Nous nous sommes longtemps attardés. Neuf heures du matin : le soleil est déjà haut. Le ciel est clair, les vues sont bonnes, l’observation facile, et les ballons boches nous regardent. Il est plus que temps de repartir. La traversée de la crête risque d’être malaisée. En effet, la sortie est difficile. Nous sommes aussitôt encadrés. L’existence tient à un fil. Les cadavres, maintenant indiscrets, exhibent de hideuses blessures. Quelques-uns seulement sont intacts : j’ai peine à retrouver les statues brisées du clair de lune. Et le sentiment de la mort revêt, dans une révolte de l’être, une horreur spéciale : celle d’être ainsi supprimé et volatilisé, celle de n’être même plus un mort, mais un amas anonyme, ou une poussière de chair. Cela, et aussi la pensée de n’être pas enterré.

Cette pensée n’est pas davantage venue d’elle-même. Nous avons franchi deux cadavres : un petit soldat tout jeune, imberbe, classe 1915 sans doute, recouvert d’un peu de terre, deux ou trois pelletées qui ne réussissaient pas à le cacher, et, tout près de lui, un brancardier désigné par son brassard de la Croix-Rouge, la tête fendue, tenant encore une bêche à la main. Le brancardier a été tué comme il essayait d’accomplir son pieux devoir funèbre. Ici, les morts doivent être abandonnés. Il faut laisser la mort ensevelir les morts. Une légende rapporte que les âmes de ceux qui n’ont pas été déposés en terre sainte errent dans l’espace sans jamais trouver de repos. Mais le sol de la patrie envahie est une terre sacrée.
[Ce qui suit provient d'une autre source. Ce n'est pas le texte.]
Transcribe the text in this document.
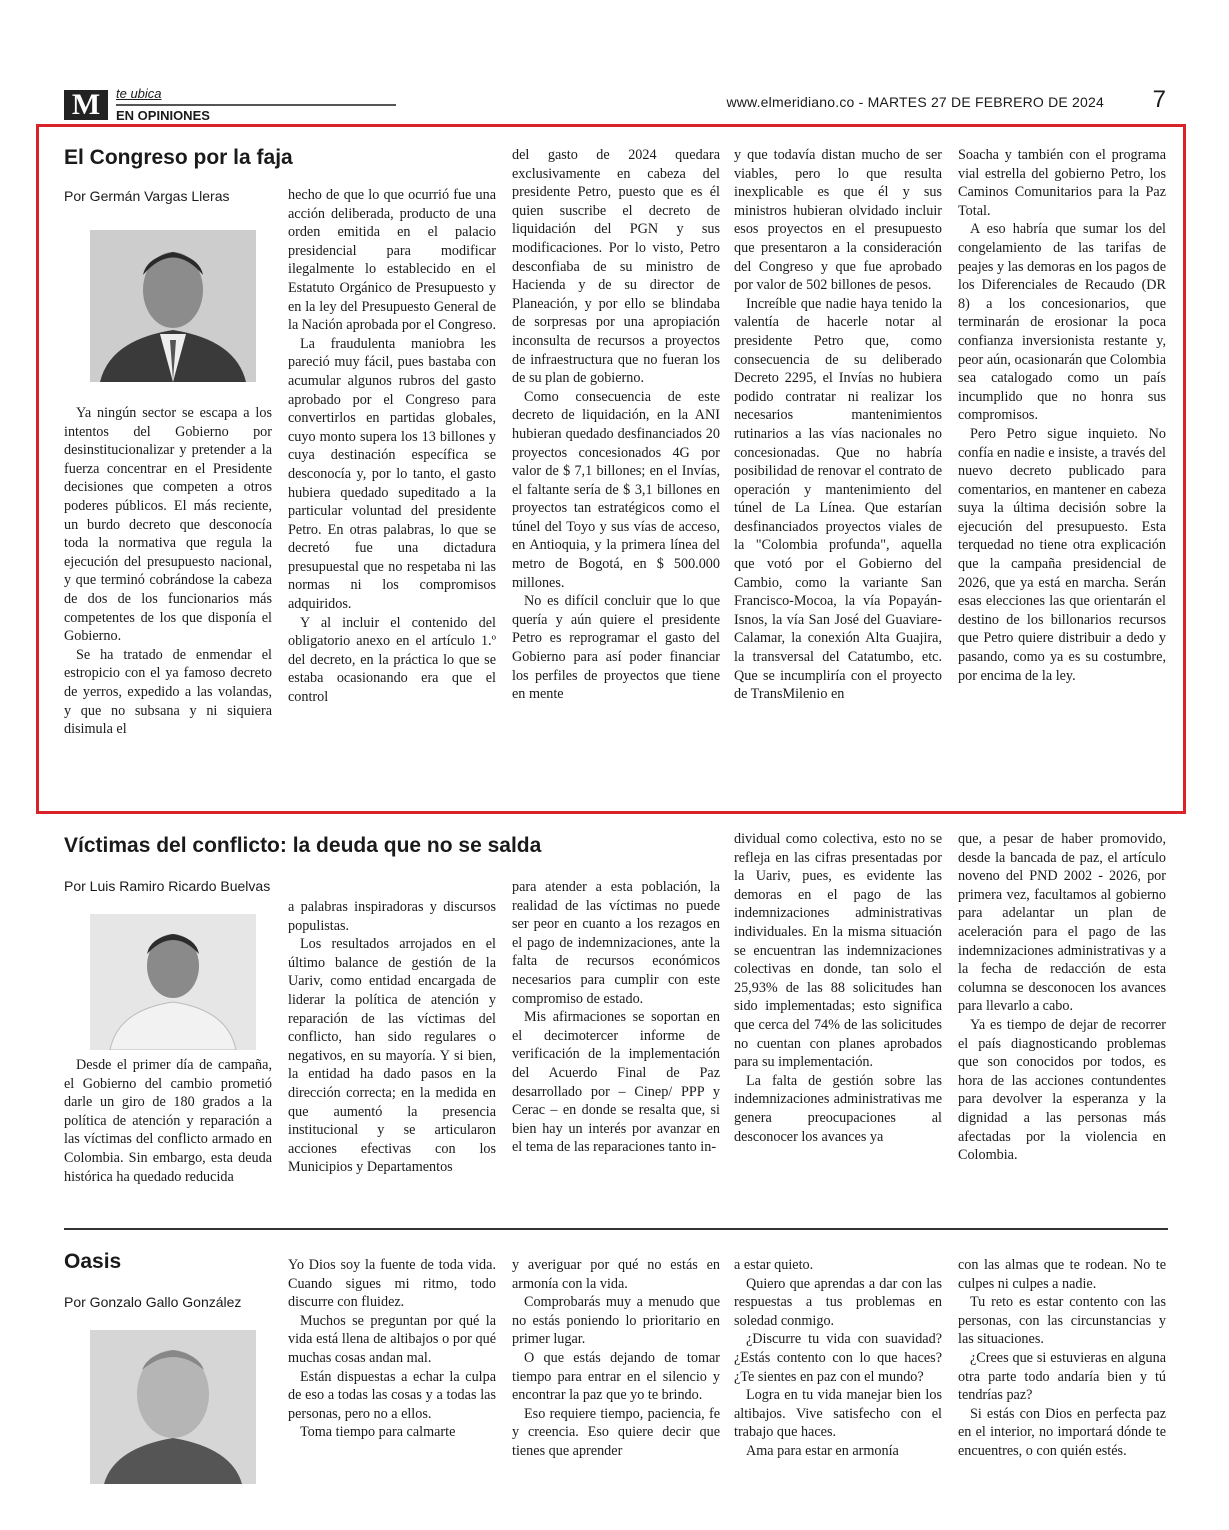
M	te ubica
EN OPINIONES
www.elmeridiano.co - MARTES 27 DE FEBRERO DE 2024 7
El Congreso por la faja
Por Germán Vargas Lleras

Ya ningún sector se escapa a los intentos del Gobierno por desinstitucionalizar y pretender a la fuerza concentrar en el Presidente decisiones que competen a otros poderes públicos. El más reciente, un burdo decreto que desconocía toda la normativa que regula la ejecución del presupuesto nacional, y que terminó cobrándose la cabeza de dos de los funcionarios más competentes de los que disponía el Gobierno.

Se ha tratado de enmendar el estropicio con el ya famoso decreto de yerros, expedido a las volandas, y que no subsana y ni siquiera disimula el

hecho de que lo que ocurrió fue una acción deliberada, producto de una orden emitida en el palacio presidencial para modificar ilegalmente lo establecido en el Estatuto Orgánico de Presupuesto y en la ley del Presupuesto General de la Nación aprobada por el Congreso.

La fraudulenta maniobra les pareció muy fácil, pues bastaba con acumular algunos rubros del gasto aprobado por el Congreso para convertirlos en partidas globales, cuyo monto supera los 13 billones y cuya destinación específica se desconocía y, por lo tanto, el gasto hubiera quedado supeditado a la particular voluntad del presidente Petro. En otras palabras, lo que se decretó fue una dictadura presupuestal que no respetaba ni las normas ni los compromisos adquiridos.

Y al incluir el contenido del obligatorio anexo en el artículo 1.º del decreto, en la práctica lo que se estaba ocasionando era que el control

del gasto de 2024 quedara exclusivamente en cabeza del presidente Petro, puesto que es él quien suscribe el decreto de liquidación del PGN y sus modificaciones. Por lo visto, Petro desconfiaba de su ministro de Hacienda y de su director de Planeación, y por ello se blindaba de sorpresas por una apropiación inconsulta de recursos a proyectos de infraestructura que no fueran los de su plan de gobierno.

Como consecuencia de este decreto de liquidación, en la ANI hubieran quedado desfinanciados 20 proyectos concesionados 4G por valor de $ 7,1 billones; en el Invías, el faltante sería de $ 3,1 billones en proyectos tan estratégicos como el túnel del Toyo y sus vías de acceso, en Antioquia, y la primera línea del metro de Bogotá, en $ 500.000 millones.

No es difícil concluir que lo que quería y aún quiere el presidente Petro es reprogramar el gasto del Gobierno para así poder financiar los perfiles de proyectos que tiene en mente

y que todavía distan mucho de ser viables, pero lo que resulta inexplicable es que él y sus ministros hubieran olvidado incluir esos proyectos en el presupuesto que presentaron a la consideración del Congreso y que fue aprobado por valor de 502 billones de pesos.

Increíble que nadie haya tenido la valentía de hacerle notar al presidente Petro que, como consecuencia de su deliberado Decreto 2295, el Invías no hubiera podido contratar ni realizar los necesarios mantenimientos rutinarios a las vías nacionales no concesionadas. Que no habría posibilidad de renovar el contrato de operación y mantenimiento del túnel de La Línea. Que estarían desfinanciados proyectos viales de la "Colombia profunda", aquella que votó por el Gobierno del Cambio, como la variante San Francisco-Mocoa, la vía Popayán-Isnos, la vía San José del Guaviare-Calamar, la conexión Alta Guajira, la transversal del Catatumbo, etc. Que se incumpliría con el proyecto de TransMilenio en

Soacha y también con el programa vial estrella del gobierno Petro, los Caminos Comunitarios para la Paz Total.

A eso habría que sumar los del congelamiento de las tarifas de peajes y las demoras en los pagos de los Diferenciales de Recaudo (DR 8) a los concesionarios, que terminarán de erosionar la poca confianza inversionista restante y, peor aún, ocasionarán que Colombia sea catalogado como un país incumplido que no honra sus compromisos.

Pero Petro sigue inquieto. No confía en nadie e insiste, a través del nuevo decreto publicado para comentarios, en mantener en cabeza suya la última decisión sobre la ejecución del presupuesto. Esta terquedad no tiene otra explicación que la campaña presidencial de 2026, que ya está en marcha. Serán esas elecciones las que orientarán el destino de los billonarios recursos que Petro quiere distribuir a dedo y pasando, como ya es su costumbre, por encima de la ley.

Víctimas del conflicto: la deuda que no se salda
Por Luis Ramiro Ricardo Buelvas

Desde el primer día de campaña, el Gobierno del cambio prometió darle un giro de 180 grados a la política de atención y reparación a las víctimas del conflicto armado en Colombia. Sin embargo, esta deuda histórica ha quedado reducida

a palabras inspiradoras y discursos populistas.

Los resultados arrojados en el último balance de gestión de la Uariv, como entidad encargada de liderar la política de atención y reparación de las víctimas del conflicto, han sido regulares o negativos, en su mayoría. Y si bien, la entidad ha dado pasos en la dirección correcta; en la medida en que aumentó la presencia institucional y se articularon acciones efectivas con los Municipios y Departamentos

para atender a esta población, la realidad de las víctimas no puede ser peor en cuanto a los rezagos en el pago de indemnizaciones, ante la falta de recursos económicos necesarios para cumplir con este compromiso de estado.

Mis afirmaciones se soportan en el decimotercer informe de verificación de la implementación del Acuerdo Final de Paz desarrollado por – Cinep/ PPP y Cerac – en donde se resalta que, si bien hay un interés por avanzar en el tema de las reparaciones tanto in-

dividual como colectiva, esto no se refleja en las cifras presentadas por la Uariv, pues, es evidente las demoras en el pago de las indemnizaciones administrativas individuales. En la misma situación se encuentran las indemnizaciones colectivas en donde, tan solo el 25,93% de las 88 solicitudes han sido implementadas; esto significa que cerca del 74% de las solicitudes no cuentan con planes aprobados para su implementación.

La falta de gestión sobre las indemnizaciones administrativas me genera preocupaciones al desconocer los avances ya

que, a pesar de haber promovido, desde la bancada de paz, el artículo noveno del PND 2002 - 2026, por primera vez, facultamos al gobierno para adelantar un plan de aceleración para el pago de las indemnizaciones administrativas y a la fecha de redacción de esta columna se desconocen los avances para llevarlo a cabo.

Ya es tiempo de dejar de recorrer el país diagnosticando problemas que son conocidos por todos, es hora de las acciones contundentes para devolver la esperanza y la dignidad a las personas más afectadas por la violencia en Colombia.

Oasis
Por Gonzalo Gallo González

Yo Dios soy la fuente de toda vida. Cuando sigues mi ritmo, todo discurre con fluidez.

Muchos se preguntan por qué la vida está llena de altibajos o por qué muchas cosas andan mal.

Están dispuestas a echar la culpa de eso a todas las cosas y a todas las personas, pero no a ellos.

Toma tiempo para calmarte

y averiguar por qué no estás en armonía con la vida.

Comprobarás muy a menudo que no estás poniendo lo prioritario en primer lugar.

O que estás dejando de tomar tiempo para entrar en el silencio y encontrar la paz que yo te brindo.

Eso requiere tiempo, paciencia, fe y creencia. Eso quiere decir que tienes que aprender

a estar quieto.

Quiero que aprendas a dar con las respuestas a tus problemas en soledad conmigo.

¿Discurre tu vida con suavidad? ¿Estás contento con lo que haces? ¿Te sientes en paz con el mundo?

Logra en tu vida manejar bien los altibajos. Vive satisfecho con el trabajo que haces.

Ama para estar en armonía

con las almas que te rodean. No te culpes ni culpes a nadie.

Tu reto es estar contento con las personas, con las circunstancias y las situaciones.

¿Crees que si estuvieras en alguna otra parte todo andaría bien y tú tendrías paz?

Si estás con Dios en perfecta paz en el interior, no importará dónde te encuentres, o con quién estés.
Qu’ils reposent en paix, ceux qui se sont couchés sur elle en la défendant ! Du rappel de l’Eglise : Memento quia pulvis es, qui accompagne la pose des cendres sur le front des fidèles, aurais-je imaginé jamais paraphrase plus éloquente ?

Une dernière caravane de ravitaillement nous croise. Elle n’a pas pu atteindre de nuit son but. Le jour, d’habitude, on ne va pas au fort.

— Allez-vous jusqu’au fort ?

— On essaiera.

— Bonne chance.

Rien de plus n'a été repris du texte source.